Universal Music Publishing Group (UMPG) has acquired Bob Dylan’s career catalogue of songs for an estimated US$300-million. To put it in terms a boomer will understand, it’s a reverse mortgage loan on a mansion of song.
The sale of Dylan’s songwriting continues a trend. Last week, Stevie Nicks sold a majority of her catalogue to Primary Wave in a deal the Wall Street Journal valued at US$100-million. The publisher and talent management company now has a fat licensing stake in songs such as Fleetwood Mac’s Dreams, a blast from 1977 that resurfaced this year on the pop charts thanks to a viral TikTok video.
This spring, Bon Jovi guitarist Richie Sambora sold the rights to his ownership share of FM classics such as Livin’ on a Prayer to the song-acquisition investment company Hipgnosis Songs Fund.
These deals do not involve the recordings themselves, but songwriter income and control of copyright. The publishers are betting they can recoup their sizeable investments by licensing the songs for use in advertisements, video games, films and television shows.
In this age of streaming, record companies no longer sell as much physical products or digital downloads. Thus, the mechanical royalties for artists and songwriters on the reproduction of recordings is down. Moreover, the COVID-19 pandemic has devastated the live music industry, leaving the earning capabilities of musicians in more doubt than ever before.
So, songwriters are cashing out, agreeing to an immediate payout in lieu of a steady flow of royalty cheques. Given the current climate, we’ll see more of it. In reaction to the Dylan sale, songwriter-musician David Crosby said on social media that he too is selling the rights to his songs.
“I can’t work, and streaming stole my record money,” he tweeted. “I have a family and a mortgage and I have to take care of them, so it’s my only option.”
(Incidentally, Crosby and the Byrds gave Dylan his first No. 1 hit when they recorded his Mr. Tambourine Man in 1965.)
Dylan, like Crosby, is 79 years old. Unlike Crosby, he’s outrageously rich and doesn’t need the jackpot he just struck to pay his mortgage. The sale for him is as much about estate planning as anything else. He’s got six children, and grandchildren too.
Up until now, when a film company used a Dylan song, whether it is his recording of it or not, money was paid to Dylan for the usage. Likewise, when an artist covered a Dylan tune – his songs have been recorded more than 6,000 times, by musicians such as Adele, Jimi Hendrix, Elvis Presley, the Rolling Stones and Joan Baez – the publishing money went to Dylan.
Going forward, all future licensing income and songwriting royalties from Dylan’s songs go to UMPG, a division of the French media conglomerate Vivendi. The deal covers 1963′s Blowin’ In The Wind, this year’s Murder Most Foul and everything in between – some 600 titles all told.
To the fans of Dylan, the sale of his publishing catalogue likely won’t mean anything at all. Dylan’s songs have been used in films since the 1960s. Roger McGuinn’s performance of It’s Alright, Ma (I’m Only Bleeding) in 1969′s Easy Rider comes to mind.
His songs have also been employed in commercials. The counterculture icon is no hippie-dippie purist. The irony of Dylan selling a cover version of The Times They Are A-Changin’ for a Bank of Montreal ad in 1996 was lost on no one – certainly not Dylan himself. More recently, Dylan partnered in a deal involving a collection of handcrafted American whiskeys named Heaven’s Door.
Whether or not we see more commercial uses of Dylan tunes – to sell brass beds (Lay, Lady, Lay), dietary supplements (Ballad of a Thin Man) or patio lanterns (Not Dark Yet) – all depends on what kind of deal he struck. It’s possible he’ll still retain some say in how his songs are used.

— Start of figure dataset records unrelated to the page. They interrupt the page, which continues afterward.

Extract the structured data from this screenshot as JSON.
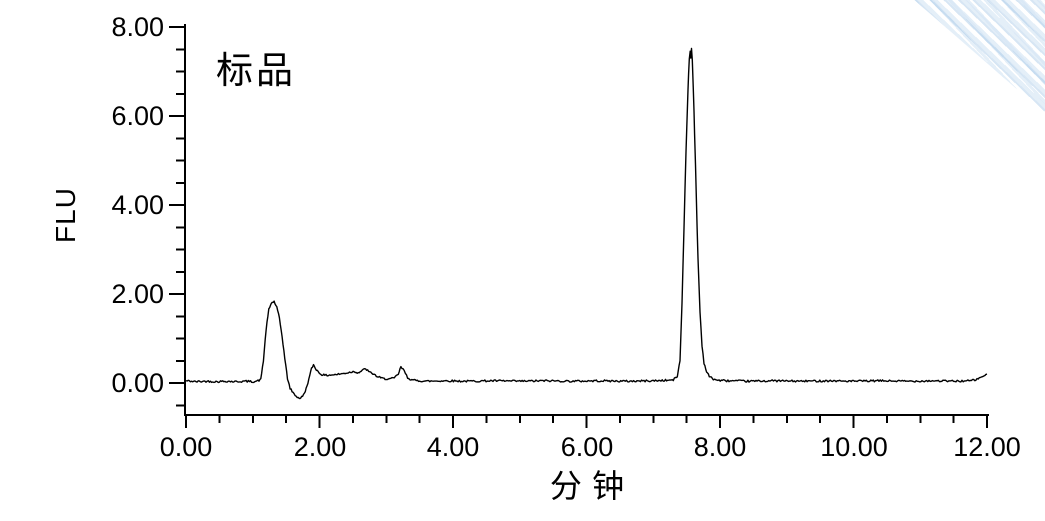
{
  "page": {
    "background_color": "#ffffff"
  },
  "decoration": {
    "name": "corner-diagonal-stripes",
    "position": "top-right",
    "colors": [
      "#96bee2",
      "#d6e6f5",
      "#ffffff"
    ]
  },
  "chart_data": {
    "type": "line",
    "title": "",
    "annotation": "标品",
    "xlabel": "分 钟",
    "ylabel": "FLU",
    "x_range": [
      0,
      12
    ],
    "y_range_labeled": [
      0,
      8
    ],
    "x_major_ticks": [
      0,
      2,
      4,
      6,
      8,
      10,
      12
    ],
    "x_tick_labels": [
      "0.00",
      "2.00",
      "4.00",
      "6.00",
      "8.00",
      "10.00",
      "12.00"
    ],
    "x_minor_tick_step": 0.5,
    "y_major_ticks": [
      0,
      2,
      4,
      6,
      8
    ],
    "y_tick_labels": [
      "0.00",
      "2.00",
      "4.00",
      "6.00",
      "8.00"
    ],
    "y_minor_tick_step": 0.5,
    "y_minor_tick_min": -0.5,
    "grid": false,
    "legend": false,
    "line_color": "#000000",
    "axis_color": "#000000",
    "background_color": "#ffffff",
    "noise_amplitude_flu": 0.022,
    "peaks": [
      {
        "time_min": 1.3,
        "height_flu": 1.8
      },
      {
        "time_min": 1.9,
        "height_flu": 0.4
      },
      {
        "time_min": 3.2,
        "height_flu": 0.37
      },
      {
        "time_min": 7.57,
        "height_flu": 7.5
      }
    ],
    "points": [
      [
        0.0,
        0.05
      ],
      [
        0.15,
        0.03
      ],
      [
        0.3,
        0.04
      ],
      [
        0.45,
        0.03
      ],
      [
        0.6,
        0.04
      ],
      [
        0.75,
        0.03
      ],
      [
        0.9,
        0.04
      ],
      [
        1.0,
        0.03
      ],
      [
        1.08,
        0.05
      ],
      [
        1.12,
        0.08
      ],
      [
        1.16,
        0.5
      ],
      [
        1.2,
        1.2
      ],
      [
        1.24,
        1.65
      ],
      [
        1.28,
        1.8
      ],
      [
        1.32,
        1.83
      ],
      [
        1.36,
        1.7
      ],
      [
        1.4,
        1.45
      ],
      [
        1.44,
        1.05
      ],
      [
        1.48,
        0.55
      ],
      [
        1.52,
        0.1
      ],
      [
        1.56,
        -0.12
      ],
      [
        1.62,
        -0.25
      ],
      [
        1.68,
        -0.33
      ],
      [
        1.72,
        -0.34
      ],
      [
        1.76,
        -0.27
      ],
      [
        1.8,
        -0.13
      ],
      [
        1.84,
        0.08
      ],
      [
        1.88,
        0.32
      ],
      [
        1.91,
        0.41
      ],
      [
        1.94,
        0.33
      ],
      [
        1.98,
        0.25
      ],
      [
        2.02,
        0.2
      ],
      [
        2.08,
        0.17
      ],
      [
        2.15,
        0.18
      ],
      [
        2.25,
        0.19
      ],
      [
        2.35,
        0.21
      ],
      [
        2.45,
        0.24
      ],
      [
        2.52,
        0.26
      ],
      [
        2.58,
        0.23
      ],
      [
        2.64,
        0.28
      ],
      [
        2.69,
        0.32
      ],
      [
        2.75,
        0.24
      ],
      [
        2.8,
        0.21
      ],
      [
        2.87,
        0.14
      ],
      [
        2.95,
        0.1
      ],
      [
        3.05,
        0.09
      ],
      [
        3.12,
        0.11
      ],
      [
        3.18,
        0.2
      ],
      [
        3.22,
        0.36
      ],
      [
        3.27,
        0.27
      ],
      [
        3.32,
        0.12
      ],
      [
        3.4,
        0.06
      ],
      [
        3.6,
        0.04
      ],
      [
        3.9,
        0.05
      ],
      [
        4.2,
        0.04
      ],
      [
        4.6,
        0.05
      ],
      [
        5.0,
        0.04
      ],
      [
        5.4,
        0.05
      ],
      [
        5.8,
        0.04
      ],
      [
        6.2,
        0.05
      ],
      [
        6.6,
        0.04
      ],
      [
        7.0,
        0.05
      ],
      [
        7.2,
        0.06
      ],
      [
        7.3,
        0.07
      ],
      [
        7.36,
        0.15
      ],
      [
        7.4,
        0.5
      ],
      [
        7.43,
        1.8
      ],
      [
        7.46,
        3.5
      ],
      [
        7.49,
        5.2
      ],
      [
        7.52,
        6.6
      ],
      [
        7.54,
        7.3
      ],
      [
        7.553,
        7.45
      ],
      [
        7.563,
        7.32
      ],
      [
        7.573,
        7.5
      ],
      [
        7.585,
        7.25
      ],
      [
        7.6,
        6.6
      ],
      [
        7.62,
        5.6
      ],
      [
        7.645,
        4.2
      ],
      [
        7.67,
        2.8
      ],
      [
        7.7,
        1.6
      ],
      [
        7.73,
        0.85
      ],
      [
        7.76,
        0.45
      ],
      [
        7.8,
        0.25
      ],
      [
        7.84,
        0.15
      ],
      [
        7.9,
        0.09
      ],
      [
        7.97,
        0.06
      ],
      [
        8.1,
        0.05
      ],
      [
        8.4,
        0.04
      ],
      [
        8.8,
        0.05
      ],
      [
        9.2,
        0.04
      ],
      [
        9.6,
        0.05
      ],
      [
        10.0,
        0.04
      ],
      [
        10.4,
        0.05
      ],
      [
        10.8,
        0.04
      ],
      [
        11.2,
        0.05
      ],
      [
        11.5,
        0.04
      ],
      [
        11.75,
        0.05
      ],
      [
        11.85,
        0.08
      ],
      [
        11.92,
        0.14
      ],
      [
        12.0,
        0.2
      ]
    ]
  }
}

Dylan’s latest music reveals an artist consumed with his own mortality. And now this tune tycoon is settling up his business affairs. Some will say that he’s selling out, which is a naive criticism. He’s a songwriter – he sells songs, always has.
On his latest single I Contain Multitudes he sings this: “Today and tomorrow, and yesterday, too / The flowers are dyin’ like all things do.” Yes, Dylan will die, right along with anybody’s lofty idealism on what a songwriting hero is entitled to do with music that is his, not yours.